McNair and dog Woody, ca. 1991Wesley McNair was born 19 June 1941 in Newport N.H. He received a B.A. degree (English) from Keene State College in 1963; an M.A. degree (English) from the Bread Loaf School of English, Middlebury College, in 1968; and an advanced master's degree at Bread Loaf (M.Litt. in American Literature) in 1975. He is the author of eight volumes of poetry, including two limited editions. He recently received his second Rockefeller fellowship, and has held grants from the Fulbright and Guggenheim foundations, a National Endowment for the Humanities (NEH) Fellowship in Literature, and two National Endowment for the Arts (NEA) Fellowships in poetry. Other honors include the Devins Award for Poetry, the Jane Kenyon Award, the Robert Frost Award, the Theodore Roethke Prize, the Eunice Tietjens Prize from Poetry magazine, the Sarah Josepha Hale Medal, an Emmy award, and two honorary degrees for literary distinction. He has served three times on the nominating jury for the Pulitzer Prize in poetry and is one of the first recipients of a United States Artists Ford Fellowship (2006). From 1998 to 2001 he was poetry editor for the Maine Times. His work has appeared in the Pushcart Prize annual; two editions of The Best American Poetry; over fifty anthologies; and fourteen books, including poetry, essays, and anthologies. His latest collection of poems, Lovers of the Lost: New and Selected Poems, is forthcoming (David R. Godine, 2009).
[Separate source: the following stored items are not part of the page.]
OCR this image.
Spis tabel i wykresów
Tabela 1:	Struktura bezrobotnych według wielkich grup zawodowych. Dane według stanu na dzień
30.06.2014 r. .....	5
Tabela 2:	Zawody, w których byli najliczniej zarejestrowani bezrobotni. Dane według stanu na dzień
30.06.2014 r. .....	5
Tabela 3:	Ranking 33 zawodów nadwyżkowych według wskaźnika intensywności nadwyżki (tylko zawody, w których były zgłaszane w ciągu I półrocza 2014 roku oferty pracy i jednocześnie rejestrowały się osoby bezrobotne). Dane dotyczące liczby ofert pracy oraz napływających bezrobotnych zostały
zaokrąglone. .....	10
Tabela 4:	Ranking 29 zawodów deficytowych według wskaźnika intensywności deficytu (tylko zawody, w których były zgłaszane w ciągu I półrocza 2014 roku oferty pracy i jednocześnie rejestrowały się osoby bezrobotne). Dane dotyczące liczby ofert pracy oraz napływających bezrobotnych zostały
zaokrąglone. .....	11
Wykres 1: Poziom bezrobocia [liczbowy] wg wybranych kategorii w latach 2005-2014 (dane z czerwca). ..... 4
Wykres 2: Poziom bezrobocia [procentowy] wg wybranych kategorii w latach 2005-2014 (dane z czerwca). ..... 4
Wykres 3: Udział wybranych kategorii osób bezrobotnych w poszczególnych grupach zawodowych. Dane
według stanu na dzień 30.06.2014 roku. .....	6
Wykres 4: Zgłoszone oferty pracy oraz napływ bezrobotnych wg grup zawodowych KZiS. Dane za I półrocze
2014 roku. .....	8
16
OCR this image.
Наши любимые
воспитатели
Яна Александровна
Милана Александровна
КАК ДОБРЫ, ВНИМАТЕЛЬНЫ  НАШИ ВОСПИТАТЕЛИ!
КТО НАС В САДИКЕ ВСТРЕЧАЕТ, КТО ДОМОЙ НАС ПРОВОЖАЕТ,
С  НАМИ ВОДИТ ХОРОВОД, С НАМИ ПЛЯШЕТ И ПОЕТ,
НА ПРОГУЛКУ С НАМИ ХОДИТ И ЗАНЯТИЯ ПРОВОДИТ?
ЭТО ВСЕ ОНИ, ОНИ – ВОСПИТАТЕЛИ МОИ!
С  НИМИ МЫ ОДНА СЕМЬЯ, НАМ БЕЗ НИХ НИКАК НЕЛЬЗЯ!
As an educator McNair has been a teacher at the Hillsboro and the New London Central High Schools (N.H., 1963-1968); a visiting professor at Dartmouth College (1984); and a professor of English at Colby-Sawyer College (1968-1987), where he founded the American Studies program. As a professor at the Univerity of Maine at Farmington from 1987 until his retirement in 2004, he founded and directed the Creative Writing program, and he was a visiting professor at Colby College from 1999 to 2004. He is currently appointed Writer in Residence at UMF.